Most of these are Spanish language materials published largely in Baja California or in the United States, although many of the histories, guidebooks, and early works on natural history are in English. Some interesting examples in the collection include 1889/90 issues of Periodico Oficial, a government newspaper for the Baja district of Mexico that published legal news and announcements but also included extensive advertising and sales notices; Lower Californian, an English language newspaper published in Ensenada in the late nineteenth century; Coleccion de los principales trabajos ... de los territorios de la Alta y de la Baja California (1827), an important compilation of eight of the earliest works proposing a government for the Californias; Lessepas's De la colonizacion de la Baja California (1859), one of the earliest quantitative summaries of colonization efforts; Report on the Property of the Triunfo Silver Mining and Commercial Company of Lower California (1866), a promotional report describing mining operations and encouraging American development; the Richard Dering Letters, penned in the mid-nineteenth century by a settler of the Lower California Company; and the papers of cartographer and travel writer Howard E. Gulick.
Additional early accounts of Baja explorers and missionaries appear in the department's Hill Collection of Pacific Voyages.

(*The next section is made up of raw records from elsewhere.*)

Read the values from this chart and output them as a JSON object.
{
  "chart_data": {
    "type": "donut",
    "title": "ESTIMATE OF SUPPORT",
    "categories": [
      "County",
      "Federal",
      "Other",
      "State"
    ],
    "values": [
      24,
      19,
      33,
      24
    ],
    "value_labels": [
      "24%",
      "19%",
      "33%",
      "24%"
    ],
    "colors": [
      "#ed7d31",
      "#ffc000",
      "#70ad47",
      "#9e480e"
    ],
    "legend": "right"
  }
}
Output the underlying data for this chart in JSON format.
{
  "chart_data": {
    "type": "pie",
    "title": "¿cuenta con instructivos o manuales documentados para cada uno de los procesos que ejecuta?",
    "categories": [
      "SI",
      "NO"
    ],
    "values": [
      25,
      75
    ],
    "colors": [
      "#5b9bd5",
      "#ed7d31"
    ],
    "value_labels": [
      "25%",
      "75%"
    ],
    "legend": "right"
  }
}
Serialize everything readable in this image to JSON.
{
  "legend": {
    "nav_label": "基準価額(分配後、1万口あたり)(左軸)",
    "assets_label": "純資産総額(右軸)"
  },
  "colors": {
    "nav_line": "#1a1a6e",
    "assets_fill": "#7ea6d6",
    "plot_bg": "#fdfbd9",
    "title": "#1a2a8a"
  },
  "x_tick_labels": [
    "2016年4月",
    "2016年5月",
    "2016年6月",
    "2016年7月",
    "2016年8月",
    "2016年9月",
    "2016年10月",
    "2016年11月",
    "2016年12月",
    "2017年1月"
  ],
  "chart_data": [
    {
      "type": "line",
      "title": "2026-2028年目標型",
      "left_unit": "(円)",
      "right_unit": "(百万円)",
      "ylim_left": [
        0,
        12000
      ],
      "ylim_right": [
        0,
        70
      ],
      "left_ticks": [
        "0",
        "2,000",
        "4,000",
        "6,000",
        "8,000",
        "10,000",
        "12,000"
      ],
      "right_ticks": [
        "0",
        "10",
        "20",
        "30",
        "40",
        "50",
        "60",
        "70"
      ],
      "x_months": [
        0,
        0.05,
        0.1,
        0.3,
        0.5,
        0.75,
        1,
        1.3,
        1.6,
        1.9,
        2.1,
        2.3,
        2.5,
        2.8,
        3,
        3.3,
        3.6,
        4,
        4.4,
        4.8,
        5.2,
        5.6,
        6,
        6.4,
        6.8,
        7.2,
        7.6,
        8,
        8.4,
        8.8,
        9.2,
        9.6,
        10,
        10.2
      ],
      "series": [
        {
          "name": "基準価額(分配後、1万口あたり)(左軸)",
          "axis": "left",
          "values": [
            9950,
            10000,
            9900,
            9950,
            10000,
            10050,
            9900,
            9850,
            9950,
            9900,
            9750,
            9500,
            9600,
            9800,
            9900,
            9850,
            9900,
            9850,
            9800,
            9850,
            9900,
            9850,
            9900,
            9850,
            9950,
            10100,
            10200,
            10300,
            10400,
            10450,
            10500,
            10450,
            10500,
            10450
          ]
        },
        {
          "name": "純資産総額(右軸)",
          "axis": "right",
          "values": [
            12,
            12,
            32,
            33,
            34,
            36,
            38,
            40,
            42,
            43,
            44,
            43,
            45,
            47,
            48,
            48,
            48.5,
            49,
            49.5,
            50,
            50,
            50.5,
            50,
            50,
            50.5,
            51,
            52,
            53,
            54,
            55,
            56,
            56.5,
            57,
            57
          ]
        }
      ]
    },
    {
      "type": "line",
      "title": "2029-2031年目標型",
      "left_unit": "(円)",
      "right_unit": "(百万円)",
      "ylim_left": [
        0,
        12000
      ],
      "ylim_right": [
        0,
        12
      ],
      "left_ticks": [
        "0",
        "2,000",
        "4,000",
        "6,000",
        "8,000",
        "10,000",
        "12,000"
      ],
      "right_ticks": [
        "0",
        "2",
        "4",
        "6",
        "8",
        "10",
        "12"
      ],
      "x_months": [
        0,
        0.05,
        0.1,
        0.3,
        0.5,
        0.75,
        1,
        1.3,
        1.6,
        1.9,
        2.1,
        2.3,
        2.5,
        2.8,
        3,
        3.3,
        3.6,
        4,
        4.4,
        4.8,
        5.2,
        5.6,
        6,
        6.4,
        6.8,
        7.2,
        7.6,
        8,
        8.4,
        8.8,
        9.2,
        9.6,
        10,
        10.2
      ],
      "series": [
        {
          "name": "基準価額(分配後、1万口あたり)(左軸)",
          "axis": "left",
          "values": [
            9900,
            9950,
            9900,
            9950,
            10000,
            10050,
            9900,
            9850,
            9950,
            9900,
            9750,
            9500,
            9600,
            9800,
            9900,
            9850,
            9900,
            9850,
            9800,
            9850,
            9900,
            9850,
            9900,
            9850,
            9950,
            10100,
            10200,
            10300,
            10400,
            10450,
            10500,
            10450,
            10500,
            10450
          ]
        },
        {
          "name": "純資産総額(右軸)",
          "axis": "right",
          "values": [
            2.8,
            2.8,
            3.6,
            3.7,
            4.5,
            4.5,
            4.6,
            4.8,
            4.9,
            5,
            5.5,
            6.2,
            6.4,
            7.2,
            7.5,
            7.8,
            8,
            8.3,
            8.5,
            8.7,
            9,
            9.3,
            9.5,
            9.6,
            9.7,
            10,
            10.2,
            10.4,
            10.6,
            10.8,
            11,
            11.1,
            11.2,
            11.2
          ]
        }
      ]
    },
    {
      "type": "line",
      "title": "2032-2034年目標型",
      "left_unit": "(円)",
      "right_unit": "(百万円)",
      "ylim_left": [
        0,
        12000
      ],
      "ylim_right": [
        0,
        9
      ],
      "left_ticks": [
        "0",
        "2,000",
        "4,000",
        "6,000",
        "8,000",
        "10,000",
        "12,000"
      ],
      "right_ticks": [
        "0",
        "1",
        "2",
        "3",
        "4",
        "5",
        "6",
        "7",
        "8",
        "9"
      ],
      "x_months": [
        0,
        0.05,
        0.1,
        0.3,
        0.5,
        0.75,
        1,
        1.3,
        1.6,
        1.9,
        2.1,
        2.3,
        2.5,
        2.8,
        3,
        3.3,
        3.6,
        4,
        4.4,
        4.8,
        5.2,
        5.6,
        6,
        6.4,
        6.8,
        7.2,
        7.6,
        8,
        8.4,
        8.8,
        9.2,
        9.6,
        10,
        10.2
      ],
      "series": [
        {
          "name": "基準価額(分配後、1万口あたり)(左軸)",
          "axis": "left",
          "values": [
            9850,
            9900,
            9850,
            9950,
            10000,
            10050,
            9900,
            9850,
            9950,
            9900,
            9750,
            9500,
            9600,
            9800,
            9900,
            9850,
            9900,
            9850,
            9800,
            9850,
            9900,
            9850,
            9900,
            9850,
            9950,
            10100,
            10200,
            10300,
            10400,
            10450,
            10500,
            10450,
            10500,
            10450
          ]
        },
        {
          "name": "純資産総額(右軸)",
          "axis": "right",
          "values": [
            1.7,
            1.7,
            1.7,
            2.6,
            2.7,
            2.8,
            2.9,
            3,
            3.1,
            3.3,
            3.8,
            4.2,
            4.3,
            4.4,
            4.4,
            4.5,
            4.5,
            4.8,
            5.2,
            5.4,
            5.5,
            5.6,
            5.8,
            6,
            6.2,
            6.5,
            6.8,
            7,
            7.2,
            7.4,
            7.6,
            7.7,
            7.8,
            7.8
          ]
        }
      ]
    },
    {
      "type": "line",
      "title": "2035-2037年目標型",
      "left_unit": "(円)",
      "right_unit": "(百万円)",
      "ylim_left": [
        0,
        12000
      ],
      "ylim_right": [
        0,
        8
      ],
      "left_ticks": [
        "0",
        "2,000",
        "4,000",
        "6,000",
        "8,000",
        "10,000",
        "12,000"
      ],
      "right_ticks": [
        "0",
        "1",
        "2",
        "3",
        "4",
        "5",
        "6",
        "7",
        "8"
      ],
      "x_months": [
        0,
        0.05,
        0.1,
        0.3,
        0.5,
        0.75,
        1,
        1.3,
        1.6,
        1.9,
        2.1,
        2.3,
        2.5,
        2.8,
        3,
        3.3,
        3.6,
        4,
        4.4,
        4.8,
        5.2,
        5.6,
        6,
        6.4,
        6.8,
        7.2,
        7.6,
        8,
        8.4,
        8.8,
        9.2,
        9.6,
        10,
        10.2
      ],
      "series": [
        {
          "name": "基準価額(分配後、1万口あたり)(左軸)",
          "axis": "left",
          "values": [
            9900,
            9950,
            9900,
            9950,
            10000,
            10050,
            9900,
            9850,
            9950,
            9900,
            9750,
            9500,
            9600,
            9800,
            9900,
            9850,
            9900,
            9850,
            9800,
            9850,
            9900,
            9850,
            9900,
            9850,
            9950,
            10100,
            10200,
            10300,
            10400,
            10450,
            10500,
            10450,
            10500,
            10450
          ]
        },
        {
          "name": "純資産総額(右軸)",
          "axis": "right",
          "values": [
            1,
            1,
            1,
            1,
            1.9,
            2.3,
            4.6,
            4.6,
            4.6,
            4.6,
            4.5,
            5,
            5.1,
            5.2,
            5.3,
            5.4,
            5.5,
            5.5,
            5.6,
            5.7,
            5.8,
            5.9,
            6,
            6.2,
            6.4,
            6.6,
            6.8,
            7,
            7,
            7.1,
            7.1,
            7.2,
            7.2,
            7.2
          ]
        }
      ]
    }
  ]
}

Complimentary materials on marine science are held by UCSD's Scripps Institution of Oceanography. The UCSD International Relations/Pacific Studies Library gathers contemporary documents about Baja California business and trade.
Bibliographic access to these materials is provided through ROGER WEB and MELVYL, the UCSD Libraries and UC-wide online library catalogs. Finding aids for Baja California manuscripts are also available online.